Elegy: Walking the Line

 Every month or so, Sundays, we walked the line,
The limit and the boundary. Past the sweet gum
Superb above the cabin, along the wall—
Stones gathered from the level field nearby
When first we cleared it. (Angry bumblebees
Stung the two mules. They kicked. Thirteen, I ran.)
And then the field: thread-leaf maple, deciduous
Magnolia, hybrid broom, and, further down,
In light shade, one Franklinia Alatamaha
In solstice bloom, all white, most graciously.
On the sunnier slope, the wild plums that my mother
Later would make preserves of, to give to friends
Or sell, in autumn, with the foxgrape, quince,
Elderberry, and muscadine.

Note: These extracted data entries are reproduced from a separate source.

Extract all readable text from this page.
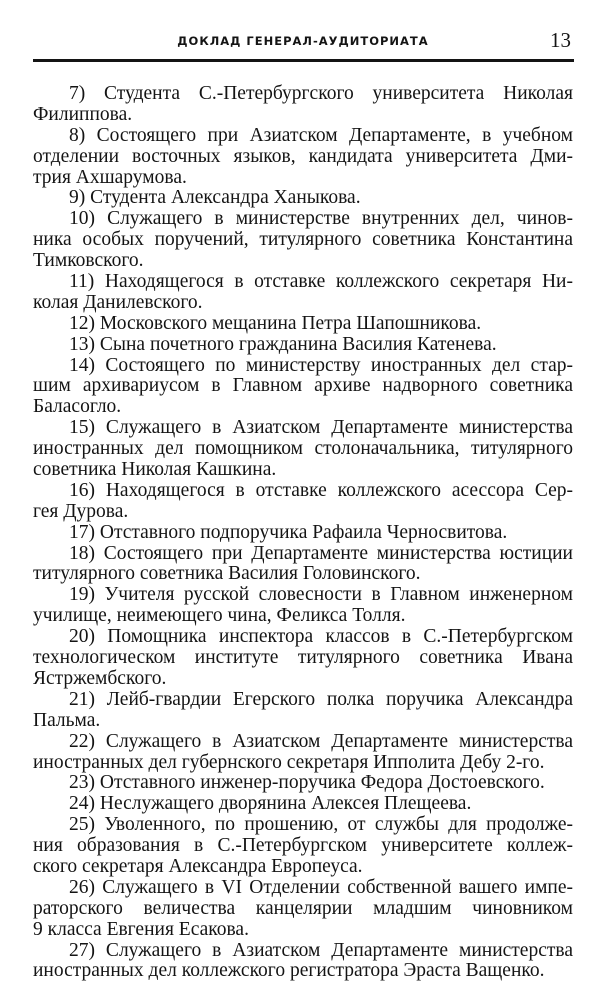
ДОКЛАД ГЕНЕРАЛ-АУДИТОРИАТА	13
7) Студента С.-Петербургского университета Николая
Филиппова.
8) Состоящего при Азиатском Департаменте, в учебном
отделении восточных языков, кандидата университета Дми-
трия Ахшарумова.
9) Студента Александра Ханыкова.
10) Служащего в министерстве внутренних дел, чинов-
ника особых поручений, титулярного советника Константина
Тимковского.
11) Находящегося в отставке коллежского секретаря Ни-
колая Данилевского.
12) Московского мещанина Петра Шапошникова.
13) Сына почетного гражданина Василия Катенева.
14) Состоящего по министерству иностранных дел стар-
шим архивариусом в Главном архиве надворного советника
Баласогло.
15) Служащего в Азиатском Департаменте министерства
иностранных дел помощником столоначальника, титулярного
советника Николая Кашкина.
16) Находящегося в отставке коллежского асессора Сер-
гея Дурова.
17) Отставного подпоручика Рафаила Черносвитова.
18) Состоящего при Департаменте министерства юстиции
титулярного советника Василия Головинского.
19) Учителя русской словесности в Главном инженерном
училище, неимеющего чина, Феликса Толля.
20) Помощника инспектора класcов в С.-Петербургском
технологическом институте титулярного советника Ивана
Ястржембского.
21) Лейб-гвардии Егерского полка поручика Александра
Пальма.
22) Служащего в Азиатском Департаменте министерства
иностранных дел губернского секретаря Ипполита Дебу 2-го.
23) Отставного инженер-поручика Федора Достоевского.
24) Неслужащего дворянина Алексея Плещеева.
25) Уволенного, по прошению, от службы для продолже-
ния образования в С.-Петербургском университете коллеж-
ского секретаря Александра Европеуса.
26) Служащего в VI Отделении собственной вашего импе-
раторского величества канцелярии младшим чиновником
9 класса Евгения Есакова.
27) Служащего в Азиатском Департаменте министерства
иностранных дел коллежского регистратора Эраста Ващенко.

Around
The granite overhang, moist den of foxes;
Gradually up a long hill, high in pine,
Park-like, years of dry needles on the ground,
And dogwood, slopes the settlers terraced; pine
We cut at Christmas, berries, hollies, anise,
And cones for sale in Mister Haymore’s yard
In town, below the Courthouse Square. James Haymore,
One of the two good teachers at Boys’ High,
Ironic and demanding, chemistry;
Mary Lou Culver taught us English: essays,
Plot summaries, outlines, meters, kinds of clauses
(Noun, adjective, and adverb, five at a time),
Written each day and then revised, and she
Up half the night to read them once again
Through her pince-nez, under a single lamp.

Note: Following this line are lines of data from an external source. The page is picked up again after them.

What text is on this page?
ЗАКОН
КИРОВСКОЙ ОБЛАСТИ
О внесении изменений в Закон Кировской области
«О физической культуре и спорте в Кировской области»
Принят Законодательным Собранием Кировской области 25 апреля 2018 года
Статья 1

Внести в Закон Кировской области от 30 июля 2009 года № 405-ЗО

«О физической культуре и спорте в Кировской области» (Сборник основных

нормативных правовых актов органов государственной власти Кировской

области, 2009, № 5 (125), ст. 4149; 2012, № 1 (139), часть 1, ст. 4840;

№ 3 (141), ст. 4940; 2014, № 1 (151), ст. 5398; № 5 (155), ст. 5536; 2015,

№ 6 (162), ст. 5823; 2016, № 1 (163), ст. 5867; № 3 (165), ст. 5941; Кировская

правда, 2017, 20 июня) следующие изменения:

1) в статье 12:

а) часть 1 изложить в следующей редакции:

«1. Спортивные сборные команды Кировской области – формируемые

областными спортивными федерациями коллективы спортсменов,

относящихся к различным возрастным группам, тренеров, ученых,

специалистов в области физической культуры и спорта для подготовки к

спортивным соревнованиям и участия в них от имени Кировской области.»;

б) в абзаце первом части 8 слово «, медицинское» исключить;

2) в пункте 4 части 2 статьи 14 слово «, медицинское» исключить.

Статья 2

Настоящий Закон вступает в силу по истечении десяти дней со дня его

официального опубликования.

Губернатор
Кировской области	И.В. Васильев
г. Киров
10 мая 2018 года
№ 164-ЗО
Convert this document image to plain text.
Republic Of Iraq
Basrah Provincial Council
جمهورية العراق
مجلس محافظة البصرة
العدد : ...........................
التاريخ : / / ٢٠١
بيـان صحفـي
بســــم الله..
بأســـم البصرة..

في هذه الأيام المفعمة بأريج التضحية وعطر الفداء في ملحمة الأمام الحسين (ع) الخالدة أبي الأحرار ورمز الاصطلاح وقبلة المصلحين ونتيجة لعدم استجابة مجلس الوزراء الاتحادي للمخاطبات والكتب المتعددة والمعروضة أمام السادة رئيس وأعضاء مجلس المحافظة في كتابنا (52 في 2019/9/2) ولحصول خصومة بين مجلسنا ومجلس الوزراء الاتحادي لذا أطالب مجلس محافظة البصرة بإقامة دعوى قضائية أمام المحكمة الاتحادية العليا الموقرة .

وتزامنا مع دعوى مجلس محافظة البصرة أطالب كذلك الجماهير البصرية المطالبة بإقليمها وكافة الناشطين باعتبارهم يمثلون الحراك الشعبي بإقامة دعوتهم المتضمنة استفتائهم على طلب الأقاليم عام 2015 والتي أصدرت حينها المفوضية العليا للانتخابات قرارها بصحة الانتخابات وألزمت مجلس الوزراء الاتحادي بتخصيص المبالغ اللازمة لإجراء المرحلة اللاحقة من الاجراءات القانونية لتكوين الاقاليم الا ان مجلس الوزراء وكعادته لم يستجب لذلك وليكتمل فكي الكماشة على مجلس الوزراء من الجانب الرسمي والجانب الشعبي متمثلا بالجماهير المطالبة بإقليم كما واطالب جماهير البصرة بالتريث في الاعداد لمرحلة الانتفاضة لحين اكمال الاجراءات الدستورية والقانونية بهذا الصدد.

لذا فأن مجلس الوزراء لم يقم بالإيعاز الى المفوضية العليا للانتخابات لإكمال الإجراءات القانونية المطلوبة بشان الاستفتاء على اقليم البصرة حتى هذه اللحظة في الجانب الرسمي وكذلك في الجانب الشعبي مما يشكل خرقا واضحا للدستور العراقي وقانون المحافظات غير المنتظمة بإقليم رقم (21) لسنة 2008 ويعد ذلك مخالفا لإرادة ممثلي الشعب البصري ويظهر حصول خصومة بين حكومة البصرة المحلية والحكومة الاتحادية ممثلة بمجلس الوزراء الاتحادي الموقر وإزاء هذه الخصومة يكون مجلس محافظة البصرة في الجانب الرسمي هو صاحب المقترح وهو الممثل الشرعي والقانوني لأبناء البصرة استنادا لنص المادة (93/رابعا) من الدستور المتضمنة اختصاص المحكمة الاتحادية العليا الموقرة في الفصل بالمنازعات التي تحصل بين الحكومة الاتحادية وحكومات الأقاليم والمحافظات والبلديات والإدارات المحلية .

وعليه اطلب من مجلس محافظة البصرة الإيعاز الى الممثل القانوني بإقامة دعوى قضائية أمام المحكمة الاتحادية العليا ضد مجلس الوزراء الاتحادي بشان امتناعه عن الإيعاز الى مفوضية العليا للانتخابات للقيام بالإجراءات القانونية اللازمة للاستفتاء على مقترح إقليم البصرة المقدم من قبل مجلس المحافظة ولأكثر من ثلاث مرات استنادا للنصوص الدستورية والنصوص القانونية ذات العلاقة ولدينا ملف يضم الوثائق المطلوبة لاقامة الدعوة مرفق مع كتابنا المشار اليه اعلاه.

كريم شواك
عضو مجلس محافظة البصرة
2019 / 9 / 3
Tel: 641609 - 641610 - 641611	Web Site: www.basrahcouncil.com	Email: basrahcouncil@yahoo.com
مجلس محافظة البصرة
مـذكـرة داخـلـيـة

Across the road, on a steeper hill, the settlers
Set a house, unpainted, the porch fallen in,
The road a red clay strip without a bridge,
A shallow stream that liked to overflow.
Oliver Brand’s mules pulled our station wagon
Out of the gluey mire, earth’s rust. Then, here
And there, back from the road, the specimen
Shrubs and small trees my father planted, some
Taller than we were, some in bloom, some berried,
And some we still brought water to. We always
Paused at the weed-filled hole beside the beech
That, one year, brought forth beech nuts by the thousands,
A hole still reminiscent of the man
Chewing tobacco in among his whiskers
My father happened on, who, discovered, told
Of dreaming he should dig there for the gold
And promised to give half of what he found. 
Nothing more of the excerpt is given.